Butte County Extends Temporary Housing Order for Burn Scars – Chico Enterprise-Record
PARADISE – A Butte County ordinance allowing a one-year extension of temporary housing in the campfire burn scar was unanimously passed by the board of supervisors on November 9 while transitional housing will end in March.
The difference between the two types of accommodation is that the house or shelter is connected to services such as electricity, garbage and water. Transitional accommodation is considered dry camping. The decisions of the supervisors do not extend to those who live within the limits of the city of Paradise.
Butte County Development Services Director Paula Daneluk said the county will work with the North Valley Community Foundation and the Camp Fire Collaborative to help those trying out camping situations with the goal of connecting them to utilities. The push to extend the transitional housing order until March was made by Supervisor and Chairman Bill Connelly.
“I supported the extension until March because I don’t really want to be seen as pushing people off their land in the middle of winter and January looks like winter is going to be wet,” Connelly said. . “Personally, I’m not inclined to expand it beyond that if they don’t have utilities, because it’s been quite a long time and it’s becoming a mess in a lot of places.”
One of the questions posed by supervisor Debra Lucero during the October discussion was about the number of people known to the county to be dry camping. According to Daneluk, the number is somewhat elusive.
“It’s a difficult thing to determine,” Daneluk said. “At present we have 13 administrative permits, that at the beginning of the year in the spring we started requiring those with this amendment to this ordinance so that we know for sure that there are 13 that are engaged in the process and with whom we will work. “
Even though there are 13 people registered in transitional housing, there are more who have not followed the process.
“There is also another group of people who have never made it to this point and are in violation right now for various camping violations and do not meet these requirements, so the scope of this universe could be broader if they were to get out of code violations and into permanent or temporary housing, “Daneluk said.” I’m not sure all of them will, unfortunately. We have a number of bad actors who live in situations which do not respect our codes and which have not progressed in trying to reach this resolution. ”
Daneluk said there were more than 80 reported code violations in 2021 alone that his department was working on.
At a meeting in October, the council discussed the different possibilities for the two types of housing for those looking to rebuild after the camp fire. Supervisor Doug Teeter was in favor of extending the temporary housing portion of the order, but was not as supportive of an extension for temporary housing.
Residents of Paradise and Magalia wards have submitted comments on this and what they would like to see happen.
Susan Copeland raised concerns about questionable activity among those still in transitional housing.
“We have observed illegal activity going on in our neighborhood since we returned to our property a year and a half ago,” Copeland said. “We have filed numerous complaints online and discussed the situation in our neighborhood with the sheriff and the law enforcement. We still have the problem of non-compliance! I think the thing that bothers me the most is that the health situation on these properties is disgusting. They have no place to defecate other than on the ground or buckets, and then they throw it on neighboring properties.

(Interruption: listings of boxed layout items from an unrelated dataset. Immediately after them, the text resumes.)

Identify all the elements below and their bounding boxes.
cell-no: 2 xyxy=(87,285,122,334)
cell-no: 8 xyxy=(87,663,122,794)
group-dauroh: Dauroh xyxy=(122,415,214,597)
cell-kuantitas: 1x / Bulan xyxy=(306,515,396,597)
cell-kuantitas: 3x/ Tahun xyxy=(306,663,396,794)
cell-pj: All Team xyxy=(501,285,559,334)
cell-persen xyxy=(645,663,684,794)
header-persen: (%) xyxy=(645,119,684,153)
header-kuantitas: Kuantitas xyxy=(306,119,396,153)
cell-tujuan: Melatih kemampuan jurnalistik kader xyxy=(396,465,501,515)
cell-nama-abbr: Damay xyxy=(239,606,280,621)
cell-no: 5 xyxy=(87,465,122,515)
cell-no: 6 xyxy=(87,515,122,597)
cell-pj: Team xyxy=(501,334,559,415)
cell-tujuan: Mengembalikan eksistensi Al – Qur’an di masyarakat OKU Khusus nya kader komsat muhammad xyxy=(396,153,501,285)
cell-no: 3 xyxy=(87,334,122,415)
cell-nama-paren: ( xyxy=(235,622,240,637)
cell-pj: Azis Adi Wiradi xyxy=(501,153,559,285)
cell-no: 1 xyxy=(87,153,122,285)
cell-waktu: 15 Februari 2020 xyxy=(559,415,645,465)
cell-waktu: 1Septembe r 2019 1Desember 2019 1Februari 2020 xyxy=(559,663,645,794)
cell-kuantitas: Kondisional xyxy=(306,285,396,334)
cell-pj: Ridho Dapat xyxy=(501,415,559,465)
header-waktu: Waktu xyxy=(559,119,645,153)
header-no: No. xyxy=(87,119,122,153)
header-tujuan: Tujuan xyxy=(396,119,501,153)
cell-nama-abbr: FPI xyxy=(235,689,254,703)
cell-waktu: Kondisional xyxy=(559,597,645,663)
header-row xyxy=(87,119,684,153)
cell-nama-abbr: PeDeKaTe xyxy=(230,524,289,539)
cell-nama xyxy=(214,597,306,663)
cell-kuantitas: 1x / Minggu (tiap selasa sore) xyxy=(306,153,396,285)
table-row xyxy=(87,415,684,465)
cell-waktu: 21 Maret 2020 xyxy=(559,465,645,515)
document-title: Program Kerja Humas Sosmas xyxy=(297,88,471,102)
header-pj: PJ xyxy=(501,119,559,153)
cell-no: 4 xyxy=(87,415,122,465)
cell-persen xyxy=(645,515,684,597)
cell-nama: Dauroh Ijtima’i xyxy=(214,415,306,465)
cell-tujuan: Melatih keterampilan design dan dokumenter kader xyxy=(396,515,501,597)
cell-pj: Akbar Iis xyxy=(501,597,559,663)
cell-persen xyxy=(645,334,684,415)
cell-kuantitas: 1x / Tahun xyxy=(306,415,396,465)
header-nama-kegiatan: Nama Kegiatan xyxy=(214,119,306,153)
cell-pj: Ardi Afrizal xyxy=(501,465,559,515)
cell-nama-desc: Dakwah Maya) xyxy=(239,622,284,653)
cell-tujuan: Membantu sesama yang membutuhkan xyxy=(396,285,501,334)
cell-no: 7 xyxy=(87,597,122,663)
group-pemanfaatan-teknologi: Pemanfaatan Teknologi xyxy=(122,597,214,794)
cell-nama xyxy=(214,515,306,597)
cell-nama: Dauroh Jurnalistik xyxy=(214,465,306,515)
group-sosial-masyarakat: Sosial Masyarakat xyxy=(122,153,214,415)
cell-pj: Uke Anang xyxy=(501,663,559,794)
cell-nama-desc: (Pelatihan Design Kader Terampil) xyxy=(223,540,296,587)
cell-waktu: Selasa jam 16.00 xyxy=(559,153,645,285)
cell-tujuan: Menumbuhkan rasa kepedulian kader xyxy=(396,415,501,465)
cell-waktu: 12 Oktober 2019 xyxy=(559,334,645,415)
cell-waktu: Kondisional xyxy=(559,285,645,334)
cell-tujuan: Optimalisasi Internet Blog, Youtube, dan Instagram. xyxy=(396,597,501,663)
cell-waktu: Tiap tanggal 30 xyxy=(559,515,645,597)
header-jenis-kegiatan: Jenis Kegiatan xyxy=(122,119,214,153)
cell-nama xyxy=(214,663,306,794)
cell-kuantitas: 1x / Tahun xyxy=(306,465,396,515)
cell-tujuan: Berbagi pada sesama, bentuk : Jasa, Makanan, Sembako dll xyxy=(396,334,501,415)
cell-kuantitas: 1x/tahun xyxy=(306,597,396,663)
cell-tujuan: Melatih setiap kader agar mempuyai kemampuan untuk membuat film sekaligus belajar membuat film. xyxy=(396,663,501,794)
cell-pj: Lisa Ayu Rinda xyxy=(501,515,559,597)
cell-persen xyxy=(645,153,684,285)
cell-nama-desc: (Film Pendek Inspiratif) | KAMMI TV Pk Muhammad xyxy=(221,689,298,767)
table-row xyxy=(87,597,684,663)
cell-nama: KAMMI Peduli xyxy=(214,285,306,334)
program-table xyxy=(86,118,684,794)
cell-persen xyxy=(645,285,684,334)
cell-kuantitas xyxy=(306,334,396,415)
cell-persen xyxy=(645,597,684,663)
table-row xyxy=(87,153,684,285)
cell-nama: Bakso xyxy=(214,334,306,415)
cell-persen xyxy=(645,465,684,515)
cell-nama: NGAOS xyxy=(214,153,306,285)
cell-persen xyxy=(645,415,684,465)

Teeter has asked staff to make a statement regarding the possibility that people living in transitional housing will receive some kind of outside help before the order ends in March.
As Daneluk said, the county is working with both the Camp Fire Collaborative as well as the North Valley Community Foundation to find solutions for those who are dry camping.
Assistant administrative agent Casey Hatcher said the collaboration offered some service options.
“The Camp Fire Collaborative has two things that are already in place that can help,” Hatcher said. “They have disaster managers and they work with a variety of community organizations to provide assistance. They do not currently have a wait for disaster management.
Hatcher said people living in transitional housing who have received administrative permits could use those services to work on connecting to utilities.
“They will use the Simple Unmet Needs Roundtable and the Complex Unmet Needs Roundtable to provide financial resources to meet those needs,” Hatcher said. “These are currently in place and the North Valley Community Foundation has asked us to go through these existing channels instead of funding another for the county or to help residents. “
The Camp Fire Collaborative can be contacted at 413-8396. More information can be found at www.campfire-collaborative.org. The Simple Unmet Needs Committee meets every Wednesday at 2 p.m. via Zoom. A request form is available on the organization’s website to be part of the Zoom meeting.
The Butte County Supervisory Board meets at 9 a.m. most often on the second and third Tuesday of each month at its premises located at 25 County Center Drive, Suite 205 in Oroville. Meetings are free and open to the public. Those who are not fully vaccinated are required to wear a mask in the building.